There are between five and eight systems (tricky because some are public/private R&D machines) in the top 100 tier of the Top500 list of the world’s fastest supercomputers devoted to the oil and gas industry. And if one had to make an educated guess, especially factoring in systems that are known outside of the LINPACK benchmark at BP and Exxon, there are likely five or ten more of the same magnitude at other companies.
The new PGS system is a standard liquid-cooled Cray XC40, which features the native “Aries” XC interconnect and the newest high-end “Haswell” Xeon E5 processors from Intel. While we don’t have details on which Xeon variant the company chose, we can still point out that the company did not look to Tesla GPU or Xeon Phi accelerators to boost performance, a choice that Cray’s VP of business development, Barry Bolding, told us is common among Cray’s energy sector customers. He says that even though there are companies that have ported their codes to take advantage of acceleration, the standard architectures, especially for customers like PGS that do general purpose seismic processing, are the prime choice. The main consideration for them, he says, is memory bandwidth and a balanced architecture that addresses this, I/O and compute, especially since their codes are designed to take advantage of distributed memory models.
“A lot of the algorithms we see in this area are distributed memory applications and while there are still some that can benefit from large memory, that is not dominant,” Bolding says.
PGS is a full service company for oil exploration, handling data acquisition (bouncing signals off the ocean floor for large-scale surveys like one happening now in the Gulf of Mexico), gathering and processing that data, and distributing it to energy companies.
“This system is sitting squarely in the middle of their workflow for the products they provide—it’s a production system,” Bolding stressed, noting that even though the energy industry is under major pressure, the data-driven services that it depends on need to continue addressing far more data against ever more complex models.
Oil and gas companies, like other commercial HPC users, are pressured from two directions to deliver their end results. The computational side has always been something of a challenge, and it is more complex now that the resolution for the models is required to be far higher. But the more pressing, and somewhat newer, problem for companies that do complex seismic modeling is data. Bolding says that many of the datasets that come from developing 3D subsurface models are in the petabyte range. While PGS did purchase a Lustre-based, InfiniBand-connected Sonexion storage system (minus the DataWarp I/O driver, which was part of the XC40 release last year) with its compute, the workflow is more complex than just taking advantage of all the cores and the fast Aries interconnect.
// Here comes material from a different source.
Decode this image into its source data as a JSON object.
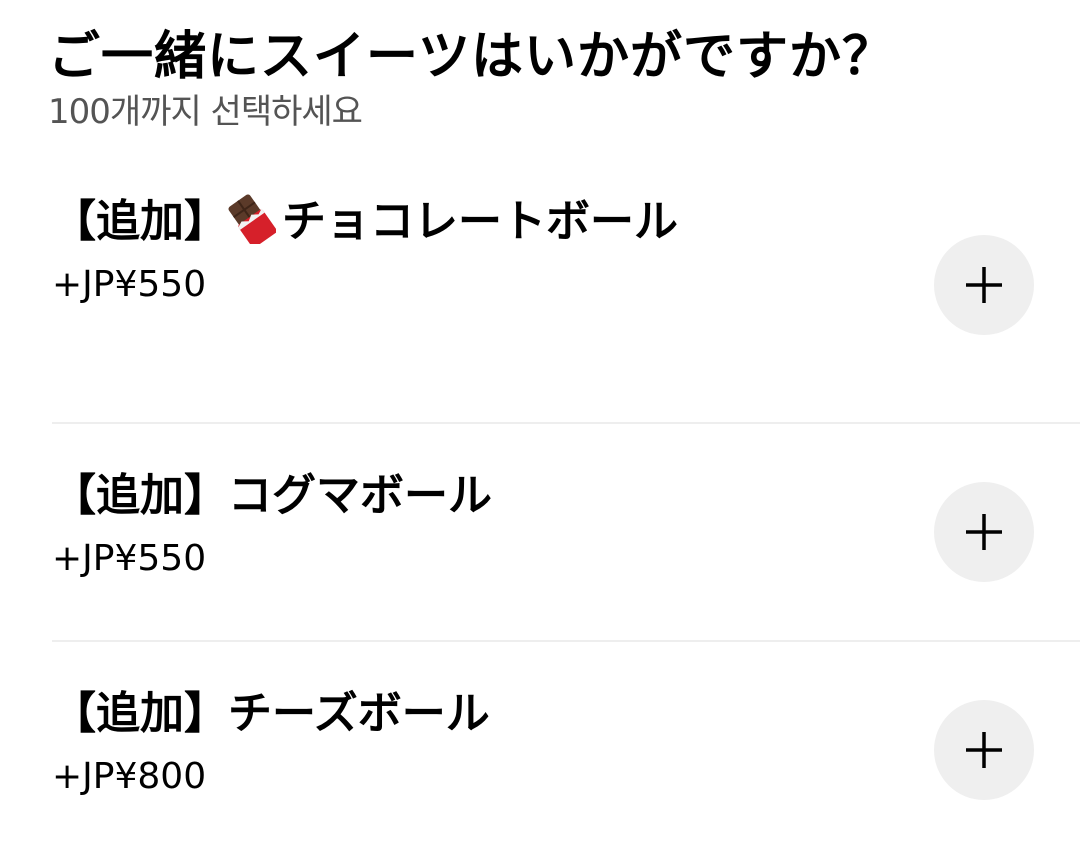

We talked with Dr. Jan Odegard, a well-known HPC oil and gas researcher and associate VP of IT and XD at the Ken Kennedy Institute at Rice University, about how the Cray system reflects broader trends for large-scale energy exploration systems. While we noted that this is unlike other approaches, including the shared memory machines at Total and other places, which have been touted as ideal for handling seismic models, he says that the NUMA architecture, for example, is bumping against its limits because of the larger datasets.
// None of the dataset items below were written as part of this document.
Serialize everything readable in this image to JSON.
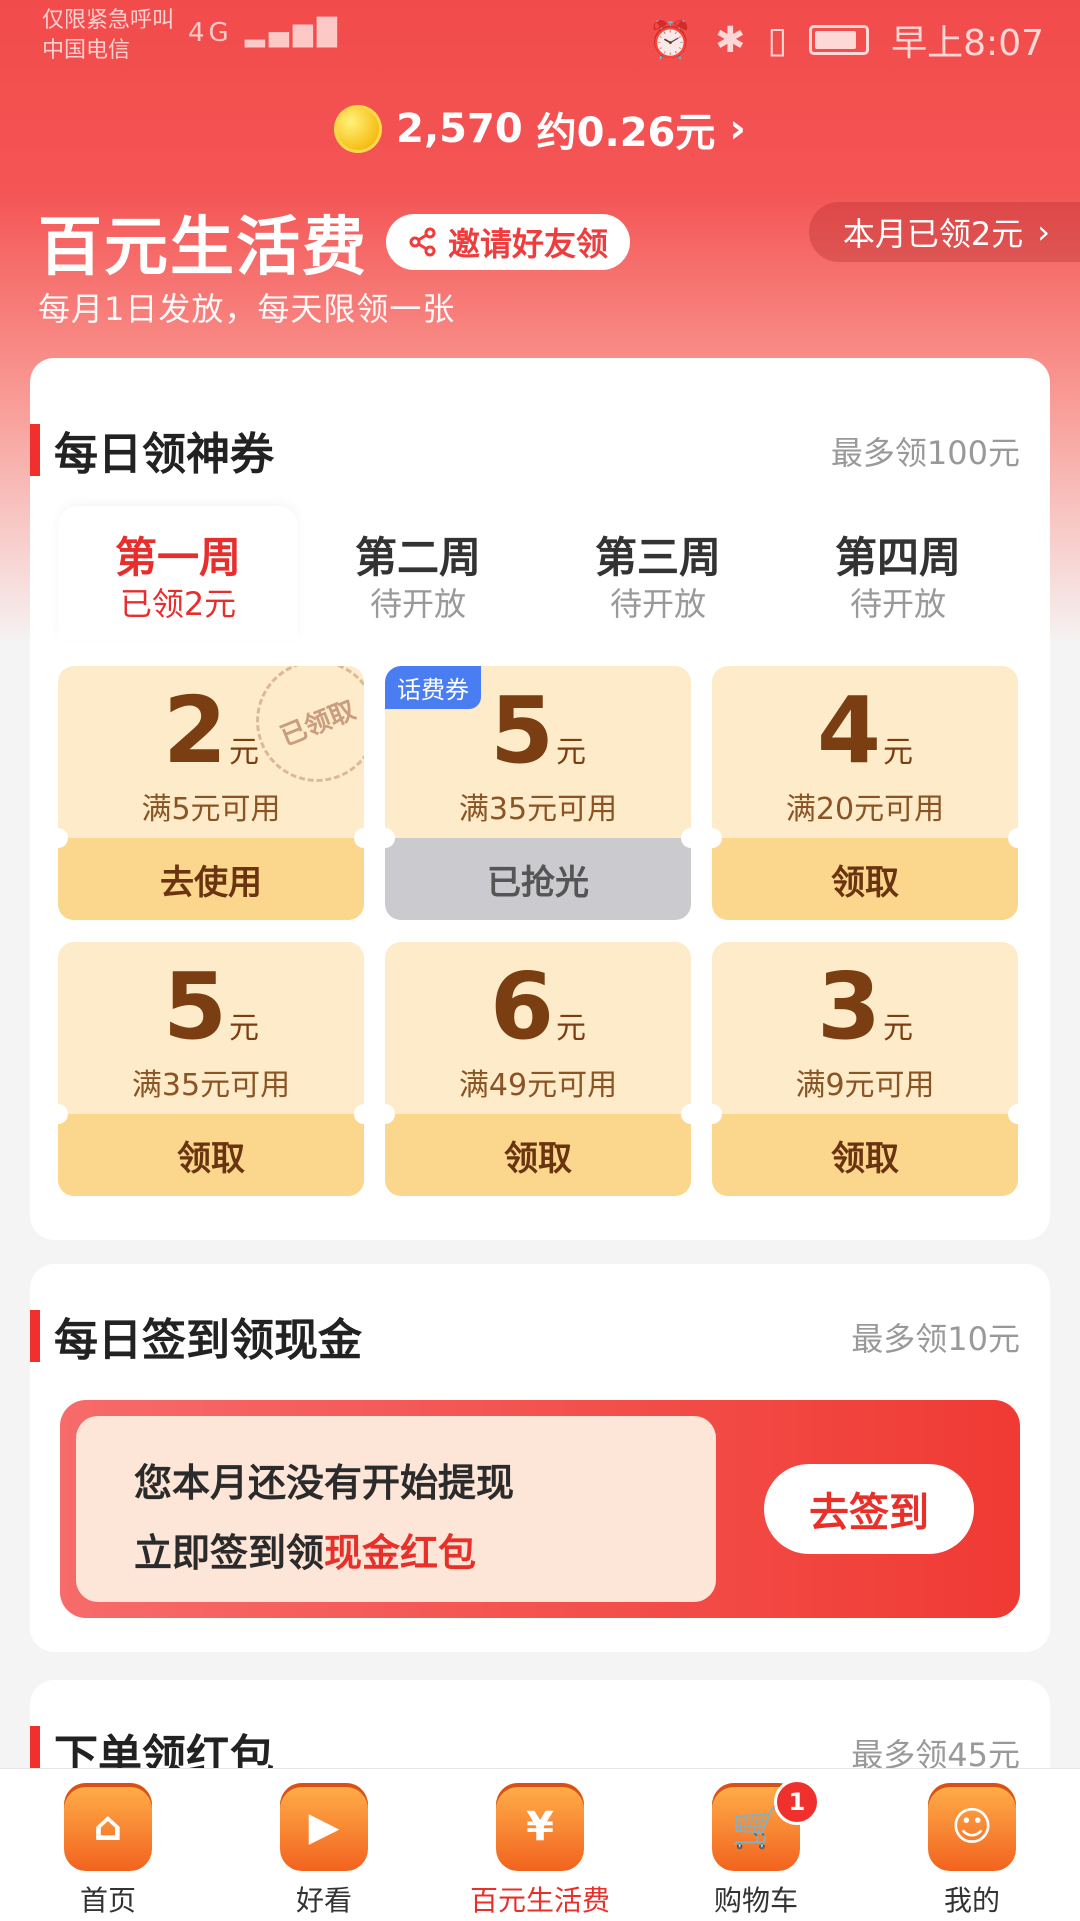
{
  "status_bar": {
    "emergency_text": "仅限紧急呼叫",
    "carrier": "中国电信",
    "network": "4G",
    "time": "早上8:07"
  },
  "coin_bar": {
    "coins": "2,570",
    "approx": "约0.26元",
    "chevron": "›"
  },
  "header": {
    "title": "百元生活费",
    "invite_label": "邀请好友领",
    "monthly_label": "本月已领2元",
    "subtitle": "每月1日发放，每天限领一张"
  },
  "daily_coupons": {
    "title": "每日领神券",
    "note": "最多领100元",
    "weeks": [
      {
        "name": "第一周",
        "status": "已领2元"
      },
      {
        "name": "第二周",
        "status": "待开放"
      },
      {
        "name": "第三周",
        "status": "待开放"
      },
      {
        "name": "第四周",
        "status": "待开放"
      }
    ],
    "coupons": [
      {
        "amount": "2",
        "unit": "元",
        "condition": "满5元可用",
        "button": "去使用",
        "stamp": "已领取"
      },
      {
        "amount": "5",
        "unit": "元",
        "condition": "满35元可用",
        "button": "已抢光",
        "tag": "话费券"
      },
      {
        "amount": "4",
        "unit": "元",
        "condition": "满20元可用",
        "button": "领取"
      },
      {
        "amount": "5",
        "unit": "元",
        "condition": "满35元可用",
        "button": "领取"
      },
      {
        "amount": "6",
        "unit": "元",
        "condition": "满49元可用",
        "button": "领取"
      },
      {
        "amount": "3",
        "unit": "元",
        "condition": "满9元可用",
        "button": "领取"
      }
    ]
  },
  "daily_checkin": {
    "title": "每日签到领现金",
    "note": "最多领10元",
    "line1": "您本月还没有开始提现",
    "line2_prefix": "立即签到领",
    "line2_highlight": "现金红包",
    "button": "去签到"
  },
  "order_red_packet": {
    "title": "下单领红包",
    "note": "最多领45元"
  },
  "tab_bar": {
    "tabs": [
      {
        "label": "首页",
        "icon": "home-icon"
      },
      {
        "label": "好看",
        "icon": "video-icon"
      },
      {
        "label": "百元生活费",
        "icon": "yuan-icon"
      },
      {
        "label": "购物车",
        "icon": "cart-icon"
      },
      {
        "label": "我的",
        "icon": "profile-icon"
      }
    ],
    "active_index": 2,
    "cart_badge": "1"
  }
}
“The R&D from the energy companies like PGS is driving a lot of the architectural thinking. PGS just started working on moving their codes about a decade ago toward distributed memory models, in part because of the data volumes they were working with. If you look at shared memory architectures, there is only so much of the model that can be fit.”
It’s not just a matter of data volume size, however. Odegard says that there has been a shift to standard architectures that can take advantage of a fast interconnect because seismic processing algorithms need to share data during the computation—a difference from earlier models where shots were processed in place before being shipped off to storage. This means that there is constant communication between nodes, which will continue to increase as the sophistication of the algorithms for workloads like full wave inversion and other models take precedence. These mean that the end energy consumers of these datasets have the highest possible resolution and most accurate models, but this also means that companies like PGS that provide these models will be pressed each step of the way to expand their systems not just computationally, but at the memory, I/O, storage, and interconnect levels.
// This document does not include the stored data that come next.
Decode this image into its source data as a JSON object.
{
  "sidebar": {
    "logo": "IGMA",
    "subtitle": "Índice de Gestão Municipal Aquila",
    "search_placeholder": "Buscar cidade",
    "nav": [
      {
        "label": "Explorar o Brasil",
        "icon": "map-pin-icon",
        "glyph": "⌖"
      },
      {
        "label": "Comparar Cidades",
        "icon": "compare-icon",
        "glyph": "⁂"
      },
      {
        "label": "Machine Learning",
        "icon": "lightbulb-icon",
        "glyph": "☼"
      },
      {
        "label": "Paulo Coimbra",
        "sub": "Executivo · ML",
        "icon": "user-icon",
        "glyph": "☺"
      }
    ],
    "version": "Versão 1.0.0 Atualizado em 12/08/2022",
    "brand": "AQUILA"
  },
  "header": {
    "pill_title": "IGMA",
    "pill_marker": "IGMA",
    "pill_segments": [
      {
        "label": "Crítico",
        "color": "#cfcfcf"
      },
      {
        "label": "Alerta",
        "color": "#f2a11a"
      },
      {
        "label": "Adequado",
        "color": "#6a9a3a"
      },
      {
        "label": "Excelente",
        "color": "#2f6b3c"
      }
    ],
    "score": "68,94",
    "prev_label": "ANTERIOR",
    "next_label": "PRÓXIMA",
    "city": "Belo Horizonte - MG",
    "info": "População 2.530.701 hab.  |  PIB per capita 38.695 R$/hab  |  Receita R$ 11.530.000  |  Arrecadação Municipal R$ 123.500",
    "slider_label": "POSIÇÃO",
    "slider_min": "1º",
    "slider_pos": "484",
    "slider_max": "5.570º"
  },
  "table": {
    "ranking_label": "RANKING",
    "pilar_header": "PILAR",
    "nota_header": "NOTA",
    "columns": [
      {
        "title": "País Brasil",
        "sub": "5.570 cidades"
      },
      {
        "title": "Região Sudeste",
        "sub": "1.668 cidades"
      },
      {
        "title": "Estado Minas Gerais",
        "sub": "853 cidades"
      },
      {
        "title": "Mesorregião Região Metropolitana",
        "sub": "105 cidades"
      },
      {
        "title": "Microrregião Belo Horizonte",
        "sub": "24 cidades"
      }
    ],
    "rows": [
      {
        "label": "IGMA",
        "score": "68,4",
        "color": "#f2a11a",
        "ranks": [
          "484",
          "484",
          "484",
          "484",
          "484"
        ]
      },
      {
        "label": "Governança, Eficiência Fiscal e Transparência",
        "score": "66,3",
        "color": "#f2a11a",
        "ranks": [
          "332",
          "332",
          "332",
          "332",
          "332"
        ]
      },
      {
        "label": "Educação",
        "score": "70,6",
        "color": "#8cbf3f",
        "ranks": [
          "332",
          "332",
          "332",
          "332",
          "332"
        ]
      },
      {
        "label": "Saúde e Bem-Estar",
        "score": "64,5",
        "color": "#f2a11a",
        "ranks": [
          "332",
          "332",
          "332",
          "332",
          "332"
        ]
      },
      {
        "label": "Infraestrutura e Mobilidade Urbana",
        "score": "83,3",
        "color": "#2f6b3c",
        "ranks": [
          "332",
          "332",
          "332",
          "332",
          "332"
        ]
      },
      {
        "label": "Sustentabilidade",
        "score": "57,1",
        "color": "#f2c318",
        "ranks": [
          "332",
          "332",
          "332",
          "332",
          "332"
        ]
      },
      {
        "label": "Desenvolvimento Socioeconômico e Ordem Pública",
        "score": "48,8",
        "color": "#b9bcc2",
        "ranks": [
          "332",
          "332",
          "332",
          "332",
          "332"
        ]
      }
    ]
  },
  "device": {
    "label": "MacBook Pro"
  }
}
“With the Cray supercomputer, our imaging capabilities will leapfrog to a whole new level,” says Guillaume Cambois, executive vice president of imaging and engineering for PGS. “We are using this technology investment to secure our market lead in broadband imaging and position ourselves for the future. With access to the greater compute efficiency and reliability of the Cray system, we can extract the full potential of our complex GeoStreamer imaging technologies, such as SWIM and CWI.”
This is notion of creating more balanced architectures is nothing new, but is increasingly important as the needs of large commercial HPC sites are just as data-driven as they are propelled by computational capacity.